The ENTIRETY of my post was direct at Bill, not you.
Back to the topic....
If they were under the influence enough (or even suspected of being) for her to urinate on the chair and for them to cause that much of a horrible raucous (including his sexual comments to the waitress), then it's my opinion that the police should have been called.
They got a nice meal, in an environment that was conducive to their tastes, and had a high ol' time.
They paid no consequence, but everyone did.

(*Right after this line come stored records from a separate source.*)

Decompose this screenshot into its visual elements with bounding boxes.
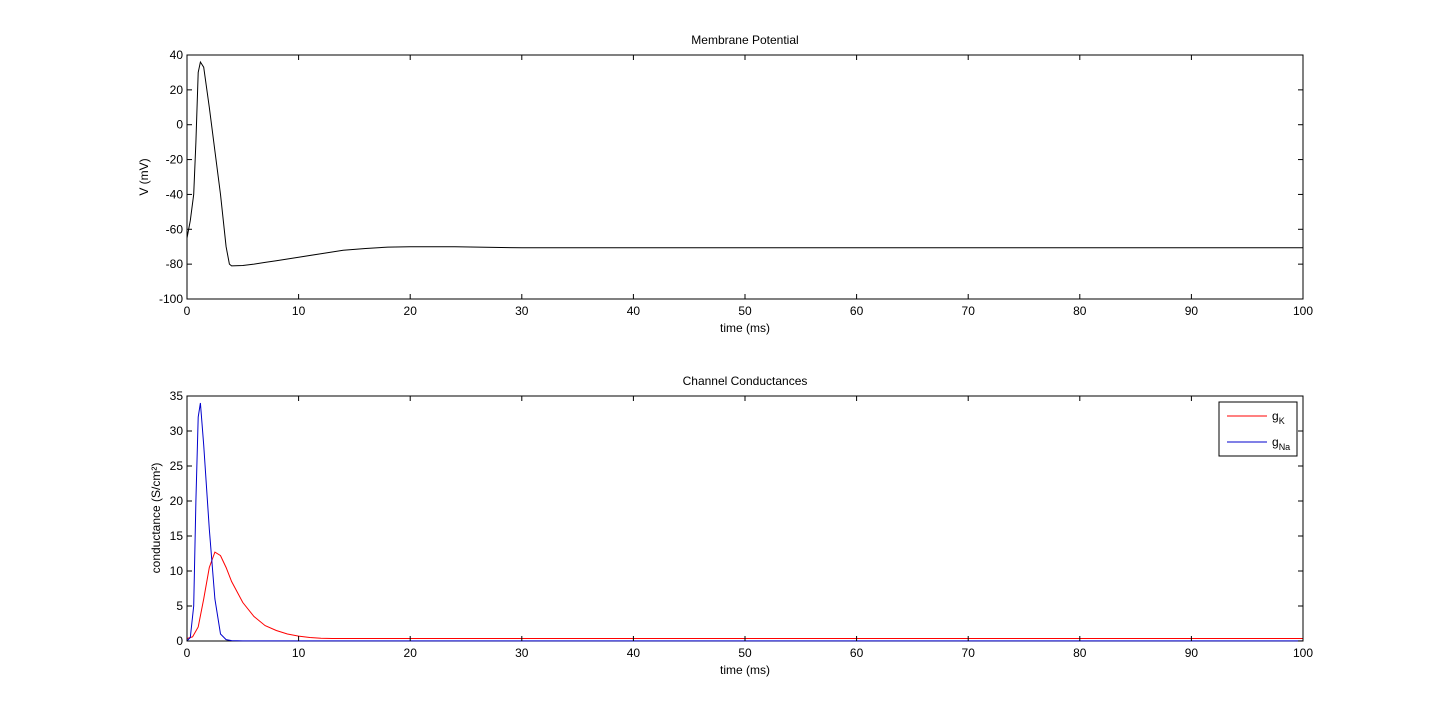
y-tick-label: 15 bbox=[170, 529, 184, 543]
x-tick-label: 50 bbox=[738, 646, 752, 660]
x-tick-label: 70 bbox=[962, 304, 976, 318]
series-layer bbox=[186, 60, 1303, 267]
series-layer bbox=[186, 402, 1303, 642]
x-tick-label: 40 bbox=[627, 646, 641, 660]
y-tick-label: 20 bbox=[170, 83, 184, 97]
legend-label-gk-main: g bbox=[1272, 409, 1279, 423]
plot-title: Membrane Potential bbox=[691, 33, 798, 47]
x-tick-label: 100 bbox=[1293, 646, 1313, 660]
y-tick-label: 20 bbox=[170, 494, 184, 508]
y-axis-label: conductance (S/cm²) bbox=[149, 463, 163, 574]
legend-label-gna: gNa bbox=[1272, 435, 1290, 452]
y-tick-label: 0 bbox=[176, 118, 183, 132]
y-axis-ticks: -100 -80 -60 -40 -20 0 20 40 bbox=[159, 48, 1303, 306]
plot-title: Channel Conductances bbox=[683, 374, 808, 388]
x-tick-label: 0 bbox=[184, 304, 191, 318]
plot-area-frame bbox=[186, 54, 1304, 300]
plot-area-frame bbox=[186, 395, 1304, 642]
y-tick-label: 5 bbox=[176, 599, 183, 613]
y-tick-label: 0 bbox=[176, 634, 183, 648]
x-tick-label: 20 bbox=[404, 646, 418, 660]
y-tick-label: -100 bbox=[159, 292, 183, 306]
y-tick-label: 40 bbox=[170, 48, 184, 62]
legend-label-gna-sub: Na bbox=[1279, 442, 1291, 452]
x-tick-label: 90 bbox=[1185, 304, 1199, 318]
x-axis-label: time (ms) bbox=[720, 321, 770, 335]
series-line-gk bbox=[186, 551, 1303, 639]
y-tick-label: -60 bbox=[166, 222, 184, 236]
legend: gK gNa bbox=[1218, 401, 1298, 457]
y-tick-label: 30 bbox=[170, 424, 184, 438]
y-tick-label: -20 bbox=[166, 153, 184, 167]
y-tick-label: -40 bbox=[166, 187, 184, 201]
x-tick-label: 30 bbox=[515, 304, 529, 318]
x-tick-label: 0 bbox=[184, 646, 191, 660]
series-line bbox=[186, 60, 1303, 267]
legend-label-gk: gK bbox=[1272, 409, 1285, 426]
x-tick-label: 30 bbox=[515, 646, 529, 660]
x-tick-label: 80 bbox=[1073, 646, 1087, 660]
legend-label-gk-sub: K bbox=[1279, 416, 1285, 426]
x-tick-label: 80 bbox=[1073, 304, 1087, 318]
x-axis-ticks: 0 10 20 30 40 50 60 70 80 90 100 bbox=[184, 396, 1313, 660]
y-tick-label: -80 bbox=[166, 257, 184, 271]
x-tick-label: 10 bbox=[292, 646, 306, 660]
x-tick-label: 40 bbox=[627, 304, 641, 318]
series-line-gna bbox=[186, 402, 1303, 642]
x-tick-label: 20 bbox=[404, 304, 418, 318]
y-axis-ticks: 0 5 10 15 20 25 30 35 bbox=[170, 389, 1303, 648]
legend-box bbox=[1218, 401, 1298, 457]
membrane-potential-panel: 0 10 20 30 40 50 60 70 80 90 100 -100-80-60-40-200… bbox=[137, 33, 1313, 335]
y-tick-label: 25 bbox=[170, 459, 184, 473]
y-tick-label: 35 bbox=[170, 389, 184, 403]
channel-conductances-panel: 0 10 20 30 40 50 60 70 80 90 100 0 5 10 15 20 25 30 35 Ch… bbox=[149, 374, 1313, 677]
y-axis-label: V (mV) bbox=[137, 158, 151, 195]
x-tick-label: 50 bbox=[738, 304, 752, 318]
x-tick-label: 70 bbox=[962, 646, 976, 660]
x-axis-label: time (ms) bbox=[720, 663, 770, 677]
x-tick-label: 60 bbox=[850, 304, 864, 318]
x-tick-label: 10 bbox=[292, 304, 306, 318]
legend-label-gna-main: g bbox=[1272, 435, 1279, 449]
y-tick-label: 10 bbox=[170, 564, 184, 578]
x-tick-label: 60 bbox=[850, 646, 864, 660]
x-tick-label: 90 bbox=[1185, 646, 1199, 660]
x-tick-label: 100 bbox=[1293, 304, 1313, 318]
x-axis-ticks: 0 10 20 30 40 50 60 70 80 90 100 bbox=[184, 55, 1313, 318]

If I am by myself, loud people and cussing do not bother me. I hear it all the time being in the military. But if I'm with my family, I confront people politely, and tell them I don't want my family to hear that. In most cases, this is enough. Per the OP, the police might have needed to be called. In many places, cussing is illegal in public still. Even if it's not, causing a public disturbance is.

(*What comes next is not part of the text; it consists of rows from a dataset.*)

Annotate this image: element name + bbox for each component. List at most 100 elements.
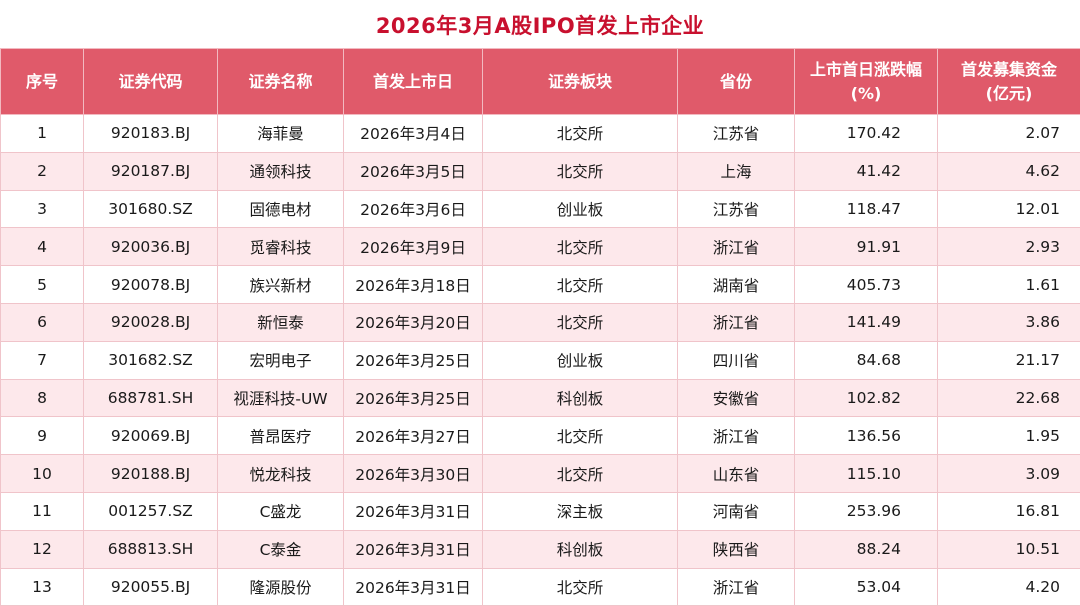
cell-first-day-change: 88.24 [794, 529, 938, 569]
cell-province: 浙江省 [677, 567, 795, 606]
cell-name: 视涯科技-UW [217, 378, 344, 418]
cell-name: 觅睿科技 [217, 227, 344, 267]
cell-index: 11 [0, 491, 84, 531]
table-row: 3 301680.SZ 固德电材 2026年3月6日 创业板 江苏省 118.47 12.01 [0, 189, 1080, 229]
header-cell-code: 证券代码 [83, 48, 218, 115]
cell-funds-raised: 1.61 [937, 265, 1080, 304]
cell-name: 海菲曼 [217, 114, 344, 153]
table-row: 2 920187.BJ 通领科技 2026年3月5日 北交所 上海 41.42 4.62 [0, 151, 1080, 191]
cell-date: 2026年3月31日 [343, 491, 483, 531]
cell-board: 北交所 [482, 454, 678, 493]
cell-first-day-change: 91.91 [794, 227, 938, 267]
header-cell-board: 证券板块 [482, 48, 678, 115]
cell-code: 001257.SZ [83, 491, 218, 531]
cell-code: 688813.SH [83, 529, 218, 569]
cell-date: 2026年3月9日 [343, 227, 483, 267]
cell-date: 2026年3月31日 [343, 567, 483, 606]
cell-index: 6 [0, 302, 84, 342]
ipo-table: 序号 证券代码 证券名称 首发上市日 证券板块 省份 上市首日涨跌幅 (%) 首… [0, 48, 1080, 606]
cell-board: 北交所 [482, 416, 678, 456]
cell-first-day-change: 141.49 [794, 302, 938, 342]
cell-board: 北交所 [482, 302, 678, 342]
cell-province: 湖南省 [677, 265, 795, 304]
header-cell-name: 证券名称 [217, 48, 344, 115]
cell-funds-raised: 22.68 [937, 378, 1080, 418]
table-row: 8 688781.SH 视涯科技-UW 2026年3月25日 科创板 安徽省 102.82 2… [0, 378, 1080, 418]
cell-board: 北交所 [482, 227, 678, 267]
cell-board: 深主板 [482, 491, 678, 531]
cell-board: 北交所 [482, 567, 678, 606]
cell-name: C盛龙 [217, 491, 344, 531]
cell-name: 固德电材 [217, 189, 344, 229]
cell-name: C泰金 [217, 529, 344, 569]
cell-date: 2026年3月4日 [343, 114, 483, 153]
cell-code: 920187.BJ [83, 151, 218, 191]
table-title: 2026年3月A股IPO首发上市企业 [375, 14, 705, 38]
cell-funds-raised: 16.81 [937, 491, 1080, 531]
cell-index: 5 [0, 265, 84, 304]
cell-province: 江苏省 [677, 114, 795, 153]
cell-province: 四川省 [677, 340, 795, 380]
cell-index: 8 [0, 378, 84, 418]
table-row: 5 920078.BJ 族兴新材 2026年3月18日 北交所 湖南省 405.73 1.61 [0, 265, 1080, 304]
cell-date: 2026年3月25日 [343, 340, 483, 380]
cell-funds-raised: 1.95 [937, 416, 1080, 456]
cell-first-day-change: 118.47 [794, 189, 938, 229]
cell-code: 920028.BJ [83, 302, 218, 342]
cell-first-day-change: 170.42 [794, 114, 938, 153]
cell-index: 3 [0, 189, 84, 229]
cell-board: 科创板 [482, 378, 678, 418]
cell-province: 浙江省 [677, 227, 795, 267]
cell-name: 族兴新材 [217, 265, 344, 304]
cell-name: 新恒泰 [217, 302, 344, 342]
table-row: 6 920028.BJ 新恒泰 2026年3月20日 北交所 浙江省 141.49 3.86 [0, 302, 1080, 342]
header-cell-province: 省份 [677, 48, 795, 115]
cell-code: 920069.BJ [83, 416, 218, 456]
cell-date: 2026年3月27日 [343, 416, 483, 456]
cell-first-day-change: 405.73 [794, 265, 938, 304]
cell-board: 创业板 [482, 189, 678, 229]
cell-index: 7 [0, 340, 84, 380]
table-row: 11 001257.SZ C盛龙 2026年3月31日 深主板 河南省 253.96 16.8… [0, 491, 1080, 531]
cell-province: 安徽省 [677, 378, 795, 418]
cell-name: 悦龙科技 [217, 454, 344, 493]
table-row: 9 920069.BJ 普昂医疗 2026年3月27日 北交所 浙江省 136.56 1.95 [0, 416, 1080, 456]
cell-province: 陕西省 [677, 529, 795, 569]
table-row: 7 301682.SZ 宏明电子 2026年3月25日 创业板 四川省 84.68 21.17 [0, 340, 1080, 380]
cell-province: 上海 [677, 151, 795, 191]
cell-province: 山东省 [677, 454, 795, 493]
cell-funds-raised: 2.07 [937, 114, 1080, 153]
cell-first-day-change: 53.04 [794, 567, 938, 606]
cell-code: 301680.SZ [83, 189, 218, 229]
cell-date: 2026年3月6日 [343, 189, 483, 229]
cell-funds-raised: 3.86 [937, 302, 1080, 342]
cell-first-day-change: 84.68 [794, 340, 938, 380]
cell-date: 2026年3月31日 [343, 529, 483, 569]
cell-date: 2026年3月30日 [343, 454, 483, 493]
table-row: 10 920188.BJ 悦龙科技 2026年3月30日 北交所 山东省 115.10 3.0… [0, 454, 1080, 493]
header-row: 序号 证券代码 证券名称 首发上市日 证券板块 省份 上市首日涨跌幅 (%) 首… [0, 48, 1080, 115]
cell-index: 1 [0, 114, 84, 153]
cell-first-day-change: 253.96 [794, 491, 938, 531]
cell-index: 12 [0, 529, 84, 569]
cell-index: 9 [0, 416, 84, 456]
cell-code: 920055.BJ [83, 567, 218, 606]
cell-funds-raised: 4.62 [937, 151, 1080, 191]
cell-funds-raised: 2.93 [937, 227, 1080, 267]
table-row: 4 920036.BJ 觅睿科技 2026年3月9日 北交所 浙江省 91.91 2.93 [0, 227, 1080, 267]
cell-code: 920183.BJ [83, 114, 218, 153]
cell-board: 北交所 [482, 151, 678, 191]
cell-province: 浙江省 [677, 302, 795, 342]
cell-code: 920036.BJ [83, 227, 218, 267]
cell-index: 2 [0, 151, 84, 191]
cell-board: 北交所 [482, 114, 678, 153]
cell-province: 江苏省 [677, 189, 795, 229]
header-cell-date: 首发上市日 [343, 48, 483, 115]
cell-funds-raised: 3.09 [937, 454, 1080, 493]
cell-province: 浙江省 [677, 416, 795, 456]
table-row: 1 920183.BJ 海菲曼 2026年3月4日 北交所 江苏省 170.42 2.07 [0, 114, 1080, 153]
cell-funds-raised: 12.01 [937, 189, 1080, 229]
cell-board: 科创板 [482, 529, 678, 569]
cell-index: 13 [0, 567, 84, 606]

That's precisely how I think most people respond Sapper. You'd be surprised just how far just speaking in a loving manner will go with some, not all, who are acting like that.
Our response has to be tempered with love and not always emotion. Say a little prayer for the family at your table and then do as you did. It might oen the door to really minister to the folks at the table.
I love how your response to fixing restaurant situations is always to be a tattletale. Handle them like a boss instead of a little snitch, like this.
https://www.youtube.com/watch?v=Hqp1bGuiHHs
I can attest to the uselessness of speaking with people on Facebook when it comes to discussing different viewpoints. On public pages, anyway. In most cases I find myself having to politely back out before I get provoked to say things in a manner and attitude that won't reflect well on my character or faith.